Pukulan palu kedua, ketika Anda harus memutuskan untuk menentukan pilihan. Ini bagian paling sulit. Butuh ketegasan untuk bisa mengeliminasi sekian banyak pilihan menggiurkan yang sebenarnya tidak cocok dengan diri Anda walaupun tampak sangat ‘wah’ diantara pilihan-pilihan lain. Dan untuk menemukan ketegasan itu, Anda butuh cinta (ini ajaran Mario Teguh) yang akan andai pakai sebagai landasan anda. Banyak orang yang gagal melanjutkan masa depan setelah melewati masa ini. Setelah menentukan pilihan yang sebenarnya tidak dilandasinya dengan ketegasan. Sebuah pilihan yang plin-plan. Saya memilih ini, tapi sebenarnya saya pengen itu… lalu tidak bisa merealisasikan apa yang sebelumnya merupakan kerangka rencana dalam pilihan itu secara maksimal. Oleh karena itu, dalam pandangan saya, di sini ketegasan sangat dibutuhkan. Ketegasan yang dalam artian lebih luas bisa diartikan sebagai kemantapan hati yang didasari kecintaan terhadap pilihan yang melahirkan keputusan.
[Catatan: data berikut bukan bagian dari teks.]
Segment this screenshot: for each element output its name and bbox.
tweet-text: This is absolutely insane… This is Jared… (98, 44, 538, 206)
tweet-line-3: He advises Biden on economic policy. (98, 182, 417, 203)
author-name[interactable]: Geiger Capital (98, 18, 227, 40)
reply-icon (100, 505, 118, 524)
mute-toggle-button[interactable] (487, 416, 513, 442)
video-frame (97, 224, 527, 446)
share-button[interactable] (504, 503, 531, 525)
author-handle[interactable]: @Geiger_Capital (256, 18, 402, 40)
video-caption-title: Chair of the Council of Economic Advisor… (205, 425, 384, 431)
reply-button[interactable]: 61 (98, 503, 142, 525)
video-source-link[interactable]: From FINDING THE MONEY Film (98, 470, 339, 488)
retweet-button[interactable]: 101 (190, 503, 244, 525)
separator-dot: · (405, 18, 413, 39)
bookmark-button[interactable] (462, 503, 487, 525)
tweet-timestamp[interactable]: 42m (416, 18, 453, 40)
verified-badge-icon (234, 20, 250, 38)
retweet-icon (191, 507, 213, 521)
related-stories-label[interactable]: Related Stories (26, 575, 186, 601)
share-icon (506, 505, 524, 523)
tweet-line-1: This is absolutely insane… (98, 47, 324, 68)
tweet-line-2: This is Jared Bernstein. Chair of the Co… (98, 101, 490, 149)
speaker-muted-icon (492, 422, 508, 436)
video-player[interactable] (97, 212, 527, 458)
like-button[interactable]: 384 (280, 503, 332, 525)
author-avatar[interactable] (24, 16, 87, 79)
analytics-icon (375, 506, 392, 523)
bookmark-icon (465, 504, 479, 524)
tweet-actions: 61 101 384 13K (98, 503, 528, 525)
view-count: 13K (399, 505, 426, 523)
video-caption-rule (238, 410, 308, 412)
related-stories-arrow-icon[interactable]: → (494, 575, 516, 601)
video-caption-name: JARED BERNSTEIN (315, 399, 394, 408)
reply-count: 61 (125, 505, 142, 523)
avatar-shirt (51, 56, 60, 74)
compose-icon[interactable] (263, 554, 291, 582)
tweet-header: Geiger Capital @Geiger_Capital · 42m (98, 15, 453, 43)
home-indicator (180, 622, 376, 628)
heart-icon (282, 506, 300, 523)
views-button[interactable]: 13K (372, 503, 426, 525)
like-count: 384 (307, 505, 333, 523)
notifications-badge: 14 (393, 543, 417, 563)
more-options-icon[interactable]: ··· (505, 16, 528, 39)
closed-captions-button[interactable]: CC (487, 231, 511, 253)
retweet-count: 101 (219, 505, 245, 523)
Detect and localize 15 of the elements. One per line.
Pukulan palu ketiga, ketika akhirnya anda tersenyum menyandarkan bahu anda yang letih pada kursi santai sambil memandang-mandangi hasil pemikiran Anda, hasil keputusan yang Anda pilih. Inilah manifetasi keputusan Anda, tentunya keputusan yang diambil dengan ketegasan yang berdasar kecintaan. Inilah titik akhir perjalanan Anda dalam menyongsong dan menemukan tiga ketukan palu kehidupan yang pertama. Seterusnya, Anda akan menjumpai ketukan-ketukan serupa di kesempatan lain kehidupan Anda.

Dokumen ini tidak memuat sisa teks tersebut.